La MINUSCA a procédé, les 5 et 16 mars derniers, à la fermeture de deux de ses bases d’opérations temporaires situées respectivement à Mbrès, dans la préfecture de la Nana-Gribizi, et à Dékoa, dans la préfecture de la Kémo.
Ces fermetures s’inscrivent dans le cadre de la réorganisation progressive de la couverture géographique de la Mission, en lien avec l’amélioration de la situation sécuritaire dans ces localités. Elles traduisent également une volonté de transfert progressif des responsabilités aux autorités nationales.
À Dékoa, la base occupée depuis 2016 par le contingent burundais, qui assurait la couverture sécuritaire des sous-préfectures de Dékoa et de Mala, a été officiellement remise aux autorités centrafricaines. Une étape saluée par la Gouverneure de la région des Kagas, Lucienne Baka : « Les contingents ont beaucoup agi, il faut l’avouer, à Mala et à Dékoa, en matière de sécurité et d’appui à l’extension de l’autorité de l’Etat. Nous félicitons la MINUSCA pour le travail accompli et affirmons que la République centrafricaine prendra désormais la relève, pour assurer à la fois la sécurité et le développement de nos populations. »
La présence des Casques bleus a changé le quotidien des femmes de Dékoa. Passi Chantale, présidente de l’OFCA, témoigne : « Aujourd’hui, nous pouvons circuler librement dans la ville, mais cela n’a pas toujours été le cas. Nous avons vécu des moments difficiles, réfugiées dans la brousse. Grâce à la présence du contingent burundais, la sécurité s’est nettement améliorée. Nous avons même pu organiser des élections dans le calme. »

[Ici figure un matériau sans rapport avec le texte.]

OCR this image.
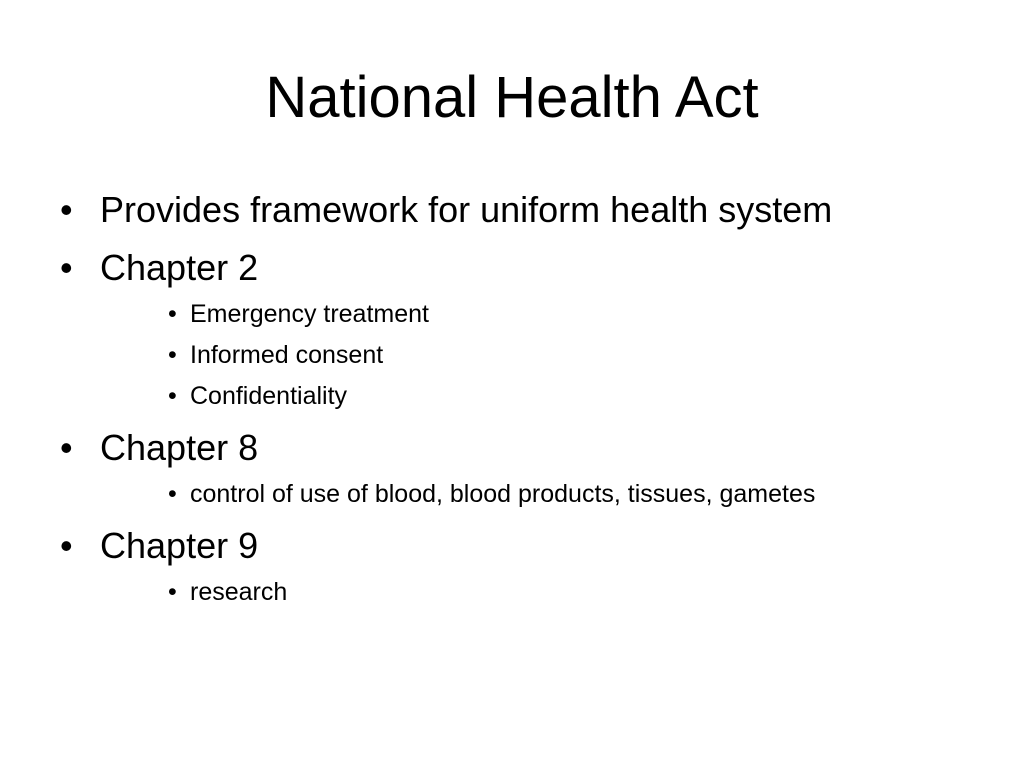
National Health Act
• Provides framework for uniform health system
• Chapter 2
• Emergency treatment
• Informed consent
• Confidentiality
• Chapter 8
• control of use of blood, blood products, tissues, gametes
• Chapter 9
• research
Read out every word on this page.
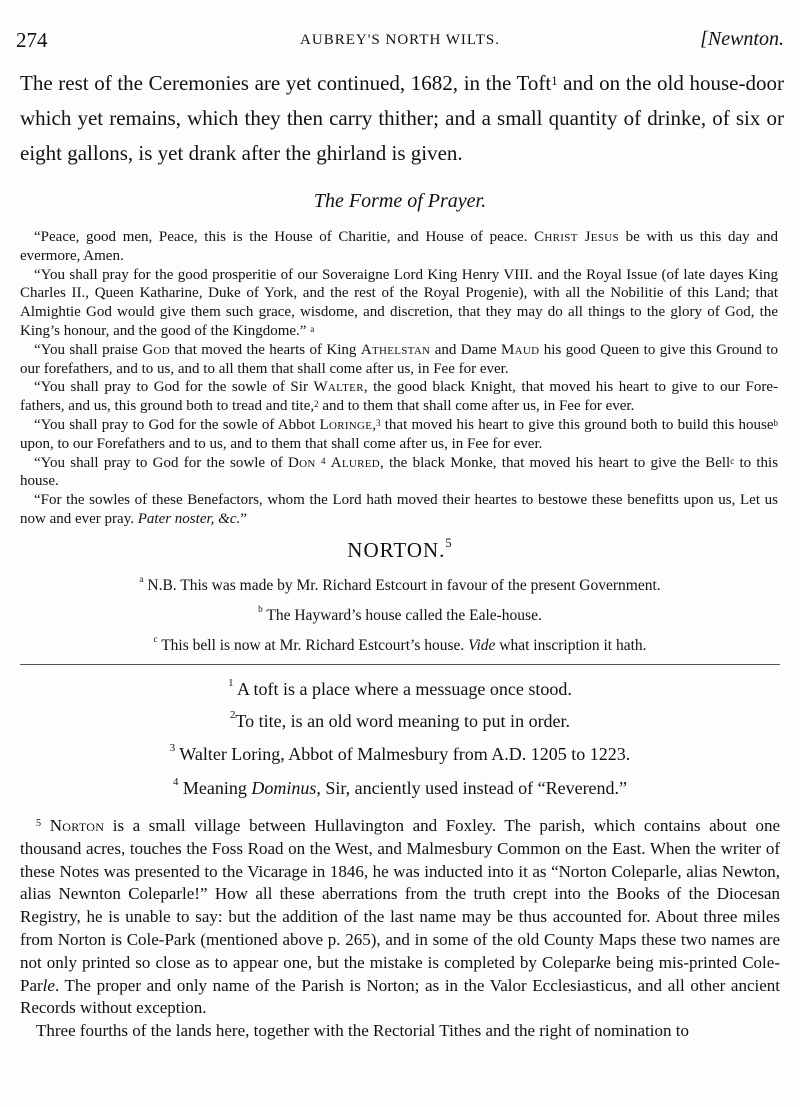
274	AUBREY'S NORTH WILTS.	[Newnton.

The rest of the Ceremonies are yet continued, 1682, in the Toft$^1$ and on the old house-door which yet remains, which they then carry thither; and a small quantity of drinke, of six or eight gallons, is yet drank after the ghirland is given.

The Forme of Prayer.

“Peace, good men, Peace, this is the House of Charitie, and House of peace. Christ Jesus be with us this day and evermore, Amen.

“You shall pray for the good prosperitie of our Soveraigne Lord King Henry VIII. and the Royal Issue (of late dayes King Charles II., Queen Katharine, Duke of York, and the rest of the Royal Progenie), with all the Nobilitie of this Land; that Almightie God would give them such grace, wisdome, and discretion, that they may do all things to the glory of God, the King’s honour, and the good of the Kingdome.” $^a$

“You shall praise God that moved the hearts of King Athelstan and Dame Maud his good Queen to give this Ground to our forefathers, and to us, and to all them that shall come after us, in Fee for ever.

“You shall pray to God for the sowle of Sir Walter, the good black Knight, that moved his heart to give to our Fore-fathers, and us, this ground both to tread and tite,$^2$ and to them that shall come after us, in Fee for ever.

“You shall pray to God for the sowle of Abbot Loringe,$^3$ that moved his heart to give this ground both to build this house$^b$ upon, to our Forefathers and to us, and to them that shall come after us, in Fee for ever.

“You shall pray to God for the sowle of Don $^4$ Alured, the black Monke, that moved his heart to give the Bell$^c$ to this house.

“For the sowles of these Benefactors, whom the Lord hath moved their heartes to bestowe these benefitts upon us, Let us now and ever pray. Pater noster, &c.”

NORTON.$^5$
$^a$ N.B. This was made by Mr. Richard Estcourt in favour of the present Government.
$^b$ The Hayward’s house called the Eale-house.
$^c$ This bell is now at Mr. Richard Estcourt’s house. Vide what inscription it hath.
$^1$ A toft is a place where a messuage once stood.
$^2$To tite, is an old word meaning to put in order.
$^3$ Walter Loring, Abbot of Malmesbury from A.D. 1205 to 1223.
$^4$ Meaning Dominus, Sir, anciently used instead of “Reverend.”

$^5$ Norton is a small village between Hullavington and Foxley. The parish, which contains about one thousand acres, touches the Foss Road on the West, and Malmesbury Common on the East. When the writer of these Notes was presented to the Vicarage in 1846, he was inducted into it as “Norton Coleparle, alias Newton, alias Newnton Coleparle!” How all these aberrations from the truth crept into the Books of the Diocesan Registry, he is unable to say: but the addition of the last name may be thus accounted for. About three miles from Norton is Cole-Park (mentioned above p. 265), and in some of the old County Maps these two names are not only printed so close as to appear one, but the mistake is completed by Coleparke being mis-printed Cole-Parle. The proper and only name of the Parish is Norton; as in the Valor Ecclesiasticus, and all other ancient Records without exception.

Three fourths of the lands here, together with the Rectorial Tithes and the right of nomination to
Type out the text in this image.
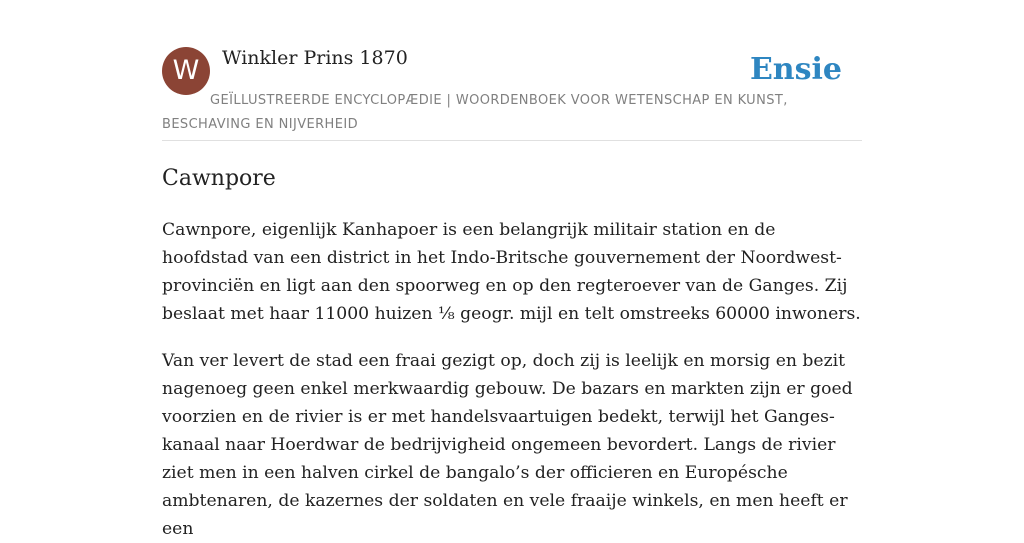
W	Winkler Prins 1870
GEÏLLUSTREERDE ENCYCLOPÆDIE | WOORDENBOEK VOOR WETENSCHAP EN KUNST, BESCHAVING EN NIJVERHEID
Ensie
Cawnpore

Cawnpore, eigenlijk Kanhapoer is een belangrijk militair station en de hoofdstad van een district in het Indo-Britsche gouvernement der Noordwest-provinciën en ligt aan den spoorweg en op den regteroever van de Ganges. Zij beslaat met haar 11000 huizen ⅛ geogr. mijl en telt omstreeks 60000 inwoners.

Van ver levert de stad een fraai gezigt op, doch zij is leelijk en morsig en bezit nagenoeg geen enkel merkwaardig gebouw. De bazars en markten zijn er goed voorzien en de rivier is er met handelsvaartuigen bedekt, terwijl het Ganges-kanaal naar Hoerdwar de bedrijvigheid ongemeen bevordert. Langs de rivier ziet men in een halven cirkel de bangalo’s der officieren en Europésche ambtenaren, de kazernes der soldaten en vele fraaije winkels, en men heeft er een
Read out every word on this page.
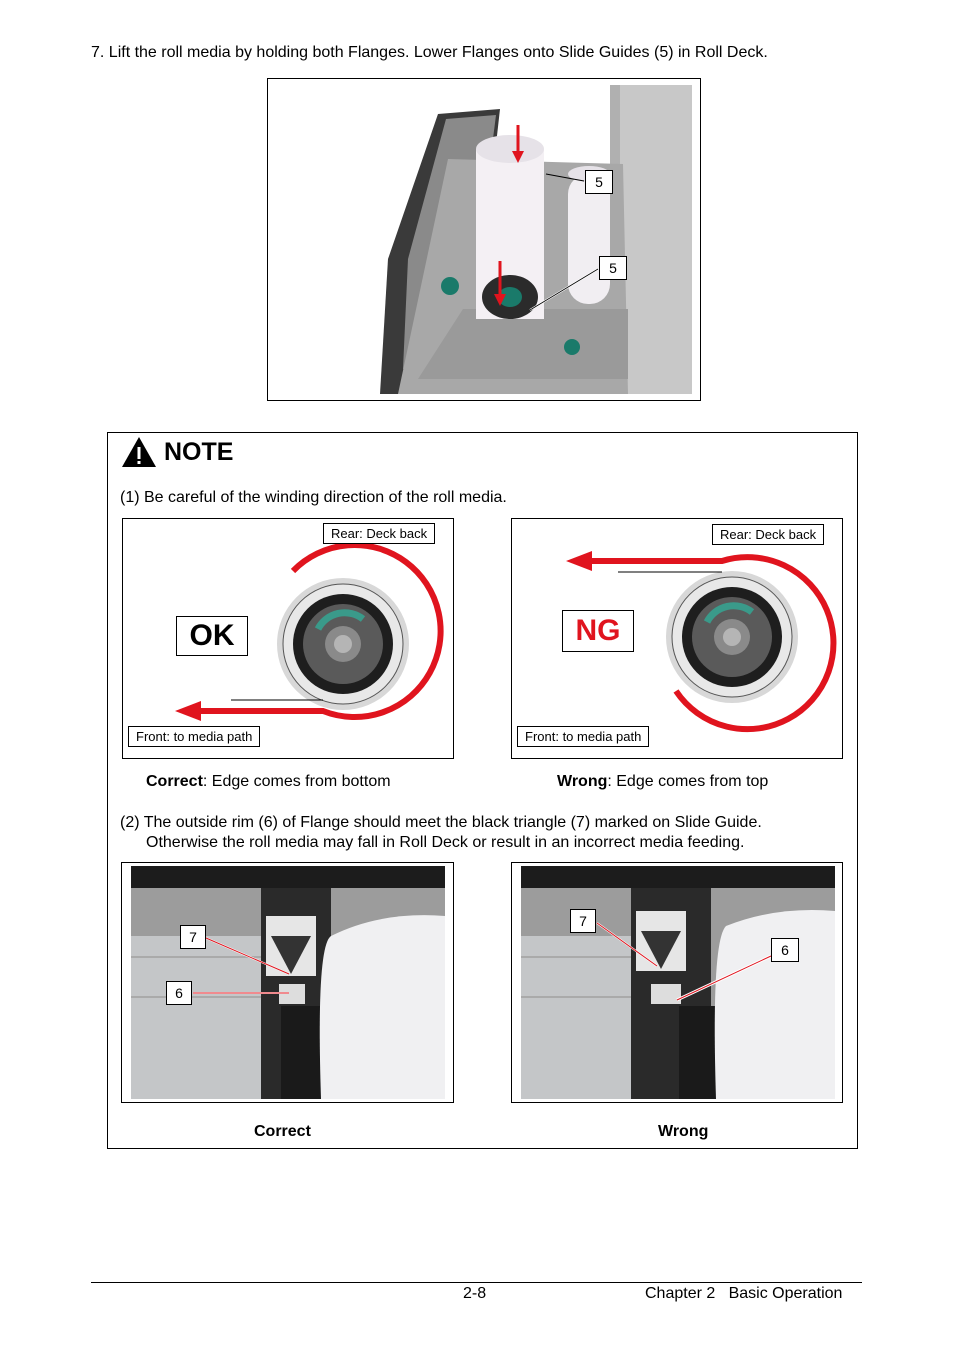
7. Lift the roll media by holding both Flanges. Lower Flanges onto Slide Guides (5) in Roll Deck.
5
5
NOTE
(1) Be careful of the winding direction of the roll media.
Rear: Deck back
Front: to media path
OK
Rear: Deck back
Front: to media path
NG
Correct: Edge comes from bottom	Wrong: Edge comes from top
(2) The outside rim (6) of Flange should meet the black triangle (7) marked on Slide Guide.
Otherwise the roll media may fall in Roll Deck or result in an incorrect media feeding.
7
6
7
6
Correct	Wrong
2-8	Chapter 2   Basic Operation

Pour la MINUSCA, cette évolution ne signifie pas un retrait, mais une adaptation stratégique de son dispositif. Le représentant du chef de bureau, Claude Yao Bouaka, a tenu à rassurer les populations : « Cette évolution ne signifie nullement un désengagement de la Mission. Au contraire, la MINUSCA reste engagée aux côtés du Gouvernement et des populations pour soutenir les efforts de stabilisation et de développement. La Mission continuera d’appuyer la sécurité à travers des patrouilles de longue portée, notamment sur les axes Dékoa-Mala et Dékoa-Bouca. »
Quelques jours plus tôt, le 5 mars, une cérémonie similaire s’était tenue à Mbrès, marquant la remise de la base d’opérations temporaire occupée pendant plus de dix ans par le contingent pakistanais. Leur présence a été déterminante pour la stabilisation de cette partie de la Nana-Gribizi. Selon Serge Constant Tounabana, secrétaire général de la préfecture, les résultats sont concrets : « Le bilan se justifie par le retour de la paix dans la localité. La population vaque librement à ses occupations. La mobilité des personnes et des marchandises se fait désormais dans la sérénité. Tout cela grâce à la présence du contingent pakistanais aux côtés de nos forces de défense. Nous ne pouvons que dire merci pour ce sacrifice »
Au-delà des opérations de sécurisation, les actions conjointes entre Casques bleus et Forces armées centrafricaines ont contribué à réduire significativement les incidents et à renforcer la présence de l’État. Jean Jackson Daniel, coordonnateur de la section des affaires civiles de la MINUSCA, souligne également l’impact institutionnel de cette présence : « Les contingents ont travaillé main dans la main avec les autorités locales et les FACA pour assurer la sécurité dans toute la sous-préfecture. Les patrouilles conjointes ont permis de réduire considérablement les incidents. Au-delà, la Mission a appuyé la restauration de l’autorité de l’État, notamment à travers la construction d’infrastructures administratives et sécuritaires. La MINUSCA ne quitte pas la zone, elle se repositionne pour mieux servir la communauté. »
Les infrastructures de la MINUSCA seront désormais occupées par les Forces de défense et de sécurité centrafricaines.